В.Г.Г.: Перед миром! Я разочаровалась в людях, понимаете? Я их ненавижу. Они меня бесят. Я люблю страну, в которой живу. Но я не люблю этих людей, всю эту псевдосраную интеллигенцию. Которая сидит, блядь, говорит о демократии, а им показываешь, блядь, демократичный сериал на «Первом канале», как они хотели, и эти же самые люди начинают кричать: запретить, расстрелять! Это, блядь, демократия? Пошли они все. Им только, блядь, загнобить кого-то. Злые, как собаки. Мужики взрослые, блядь, называют меня «чмо с пирсингом». Мужики – девочку двадцатилетнюю! Обсуждать ее внешность? Позор! Я не хочу просто слышать это. Вы видели, что они пишут в блогах, эти либералы, демократы? Что Гришковец пишет, видели?

С Вот еще один ваш враг.

В.Г.Г.: Это гуманизм у них называется? С кем они хуями меряются?! У меня нет хуя. Стыдно. И как после этого испытывать чувство любви к людям? Они говорят, что мои герои – быдло. А когда я говорю, что я люблю своих героев, что мои герои – это я, они говорят: ну и ты, значит, тоже быдло! Они хуже моих героев в миллиарды раз. Они выставляют мои фотографии в своих блогах и говорят: смотрите, какая уродина. Я хочу всех собрать и сжечь. Этим людям бесполезно рассказывать о детях, об их первой любви. Им вообще что-либо бесполезно говорить. Или я прихожу в кафе с собакой, а мне какие-то люди говорят, что у меня собака уродливая. А если бы я сказала: у вас такая подружка уродливая и пальто у вас дерьмовое? Понимаете? Я с этим живу вообще. Это моя жизнь.
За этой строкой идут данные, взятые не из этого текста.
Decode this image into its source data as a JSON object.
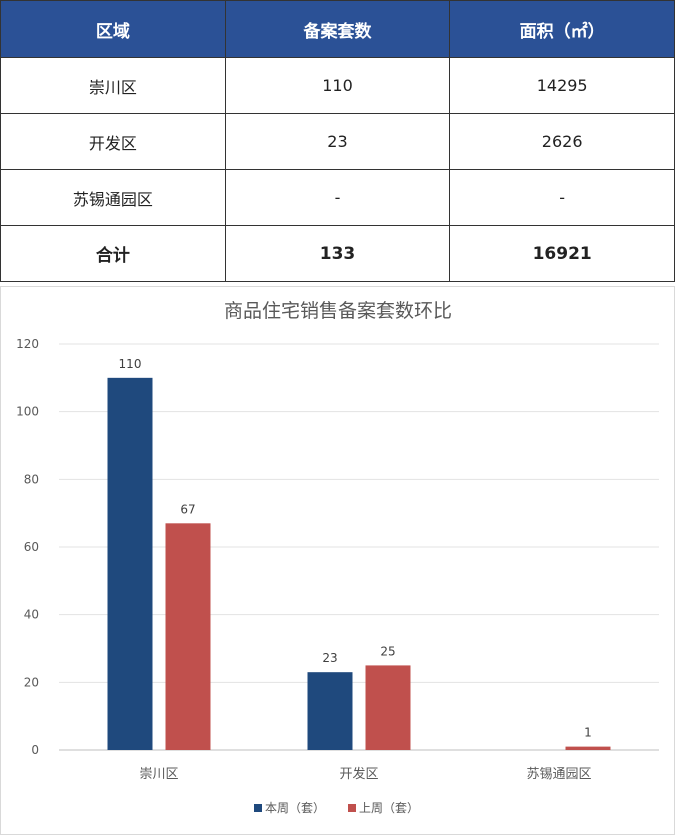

С Вы себя с кем-нибудь сравниваете в этой ситуации?

В.Г.Г.: Мэрилин Мэнсон спел Everything turns to shit, а люди друг друга в школе расстреляли. Вину на Мэнсона свалили, а он сказал, что это общество виновато. Он тоже козел отпущения. Тоже шут гороховый. Но это нас никто не знает, мы никому не всрались – копаемся тут в болоте маленьком. В общем, дело дрянь.

 

Фото: Владимир Ушаков
Фото: Владимир Ушаков

 

С Как же дрянь, если вот же вам звонят все без перерыва – хотят вас снимать, брать у вас интервью, приглашают играть в спектаклях, с какими-то продюсерами вы встречаетесь.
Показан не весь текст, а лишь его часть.